The bank expects a “reasonable” performance this year, with growth somewhere between 2.5% and 3.5% in the second half of the year and stronger growth next year, says Kennedy.

“The Bank of Canada remains generally positive about Canada’s economic prospects in the period ahead. We are in the midst of a bumpy period, but there are reasons to believe that adjustments to the economy are proceeding quickly,” says Kennedy.

The Bank of Canada has responded to the current slowdown by lowering interest rates a total of 100 basis points since January, bringing the overnight rate down to 4.75%.

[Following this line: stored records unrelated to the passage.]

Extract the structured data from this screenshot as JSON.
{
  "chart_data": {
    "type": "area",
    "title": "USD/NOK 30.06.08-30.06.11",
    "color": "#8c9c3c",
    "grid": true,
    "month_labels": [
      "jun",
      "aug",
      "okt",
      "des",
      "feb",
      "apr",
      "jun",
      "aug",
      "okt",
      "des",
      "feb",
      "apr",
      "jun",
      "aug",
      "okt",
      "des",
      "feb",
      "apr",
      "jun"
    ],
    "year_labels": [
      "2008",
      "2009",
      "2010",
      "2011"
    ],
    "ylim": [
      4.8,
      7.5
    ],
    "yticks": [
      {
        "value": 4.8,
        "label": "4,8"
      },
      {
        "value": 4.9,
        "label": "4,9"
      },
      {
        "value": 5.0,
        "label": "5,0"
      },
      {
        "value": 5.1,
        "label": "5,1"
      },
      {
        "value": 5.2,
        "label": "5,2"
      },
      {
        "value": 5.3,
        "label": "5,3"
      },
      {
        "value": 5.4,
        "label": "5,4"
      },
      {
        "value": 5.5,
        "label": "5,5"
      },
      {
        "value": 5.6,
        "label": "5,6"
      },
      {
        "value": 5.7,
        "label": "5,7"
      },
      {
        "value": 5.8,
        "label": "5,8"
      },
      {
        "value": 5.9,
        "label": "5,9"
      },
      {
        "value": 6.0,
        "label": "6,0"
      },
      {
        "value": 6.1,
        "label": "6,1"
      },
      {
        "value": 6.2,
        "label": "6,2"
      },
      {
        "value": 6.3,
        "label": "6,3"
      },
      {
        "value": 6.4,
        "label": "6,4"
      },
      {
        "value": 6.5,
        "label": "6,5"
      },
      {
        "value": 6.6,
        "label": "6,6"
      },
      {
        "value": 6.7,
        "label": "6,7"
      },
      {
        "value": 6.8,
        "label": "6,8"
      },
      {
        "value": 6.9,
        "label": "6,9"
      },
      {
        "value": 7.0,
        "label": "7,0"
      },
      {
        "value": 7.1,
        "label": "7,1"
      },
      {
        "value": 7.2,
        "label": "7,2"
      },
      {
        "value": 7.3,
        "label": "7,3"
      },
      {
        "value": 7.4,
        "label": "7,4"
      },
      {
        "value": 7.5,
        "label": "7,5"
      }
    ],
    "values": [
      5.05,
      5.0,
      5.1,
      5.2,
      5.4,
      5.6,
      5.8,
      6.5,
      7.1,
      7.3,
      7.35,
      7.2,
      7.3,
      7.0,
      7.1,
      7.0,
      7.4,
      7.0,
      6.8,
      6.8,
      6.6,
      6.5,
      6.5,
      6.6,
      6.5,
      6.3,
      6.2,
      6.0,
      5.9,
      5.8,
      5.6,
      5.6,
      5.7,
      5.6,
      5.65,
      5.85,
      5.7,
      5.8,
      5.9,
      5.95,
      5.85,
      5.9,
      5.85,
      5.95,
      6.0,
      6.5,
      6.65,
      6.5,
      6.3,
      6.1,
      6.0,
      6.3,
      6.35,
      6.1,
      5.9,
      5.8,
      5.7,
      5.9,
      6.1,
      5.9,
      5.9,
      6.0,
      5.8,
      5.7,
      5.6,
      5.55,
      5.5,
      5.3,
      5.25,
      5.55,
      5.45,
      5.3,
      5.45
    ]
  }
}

Kennedy says the bank was surprised by the speed of the slowdown in the U.S. economy, and suggested that is reason number one for the slowdown in the Canadian economy.

“What we did not expect, nor did most analysts, was the abruptness of the U.S. economic slowdown towards the end of last year. This has been the principal factor in the current slowing of the Canadian economy,” says Kennedy.

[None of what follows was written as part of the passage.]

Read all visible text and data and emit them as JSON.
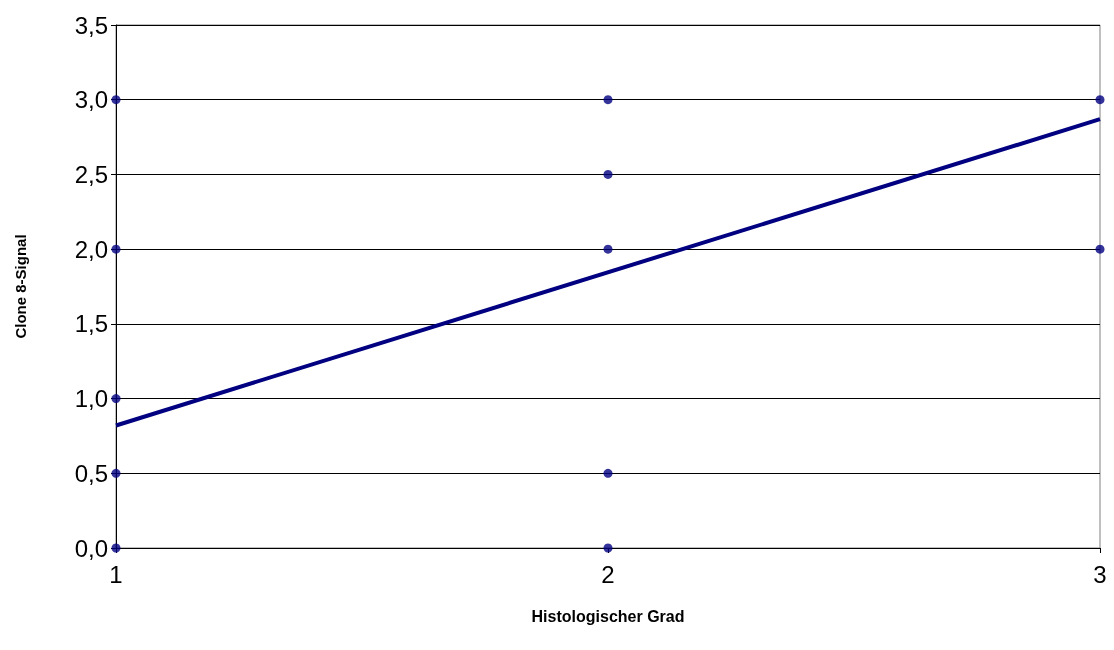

She also noted the slowdown has been steeper in the U.S. than in Canada, indicated by the yield spreads on government bonds—the spread between Canadian and U.S. government securities turned positive in 2000 and have since widened.

The bank is predicting U.S. growth to be between 1% and 2% for the rest of the year, slightly below the census forecast, but Kennedy says the bank expects that to rise to 2.5% to 3.5% in 2002.

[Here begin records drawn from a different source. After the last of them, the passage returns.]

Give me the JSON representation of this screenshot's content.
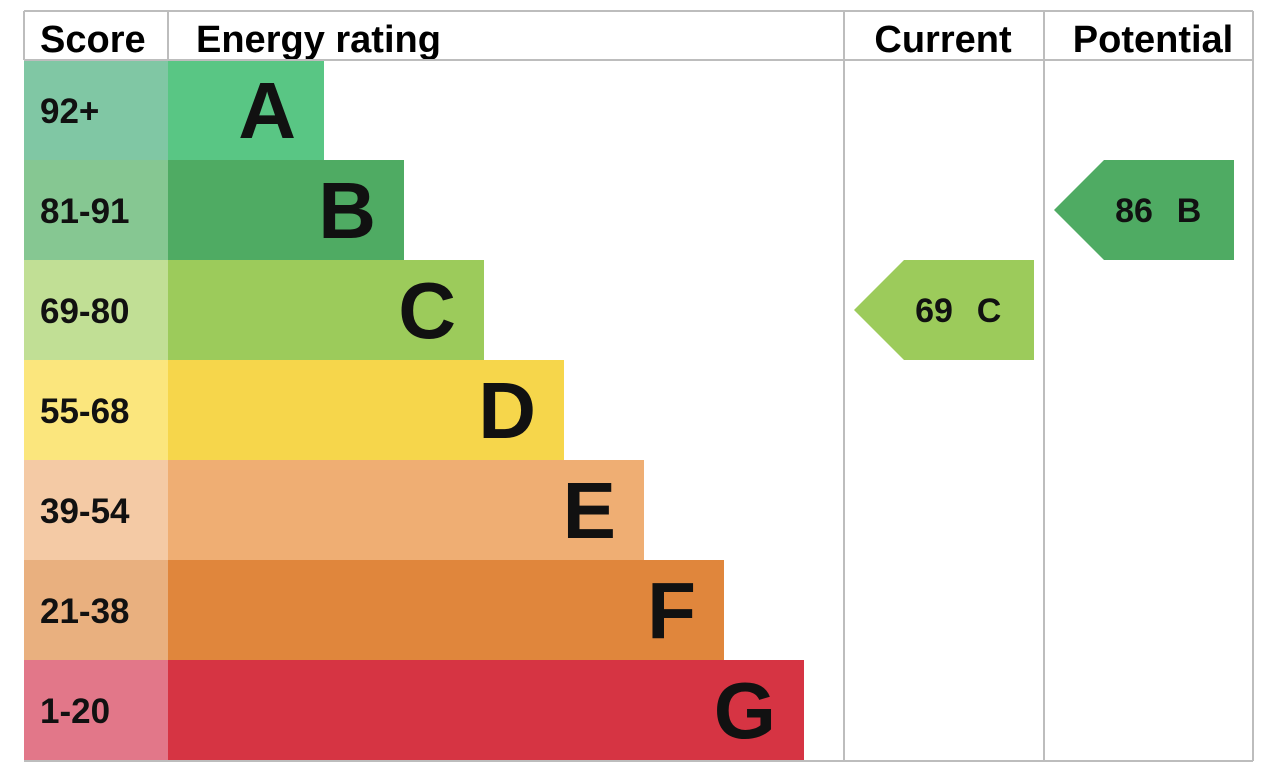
{
  "headers": {
    "score": "Score",
    "rating": "Energy rating",
    "current": "Current",
    "potential": "Potential"
  },
  "chart_data": {
    "type": "bar",
    "bands": [
      {
        "range": "92+",
        "letter": "A",
        "min": 92,
        "max": null,
        "color": "#59c684",
        "score_color": "#80c7a4"
      },
      {
        "range": "81-91",
        "letter": "B",
        "min": 81,
        "max": 91,
        "color": "#4fab63",
        "score_color": "#86c792"
      },
      {
        "range": "69-80",
        "letter": "C",
        "min": 69,
        "max": 80,
        "color": "#9ccb5b",
        "score_color": "#c1df95"
      },
      {
        "range": "55-68",
        "letter": "D",
        "min": 55,
        "max": 68,
        "color": "#f6d64b",
        "score_color": "#fbe67d"
      },
      {
        "range": "39-54",
        "letter": "E",
        "min": 39,
        "max": 54,
        "color": "#efae73",
        "score_color": "#f4caa5"
      },
      {
        "range": "21-38",
        "letter": "F",
        "min": 21,
        "max": 38,
        "color": "#e0863c",
        "score_color": "#e9b07f"
      },
      {
        "range": "1-20",
        "letter": "G",
        "min": 1,
        "max": 20,
        "color": "#d63443",
        "score_color": "#e27789"
      }
    ],
    "current": {
      "score": "69",
      "letter": "C",
      "band": "C",
      "color": "#9ccb5b"
    },
    "potential": {
      "score": "86",
      "letter": "B",
      "band": "B",
      "color": "#4fab63"
    }
  }
}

“It is clear from our contacts across Canada that Main Street is continuing to spend—Canadian businesses generally view conditions as favorable and consumer confidence and spending are holding up,” she says.

The deputy governor also went out of her way restate the Banks’ position on the dollar. Recent comments about alternative currency regimes, by David Dodge, Governor of the Bank of Canada, were received by some as an indication that the Bank is warming to the idea of a currency regime other than the current free-floating dollar. Kennedy was quick to nip that one in the bud.

“All our analysis at the Bank, and indeed, much of the outside analysis, confirms that there are very significant benefits from having an independent currency. And thus continue to be the case for the foreseeable future. It should be clear that the government and the Bank of Canada support a flexible exchange rate anchored by domestic inflation targets as the key elements of our made-in-Canada monetary policy, ” says Kennedy.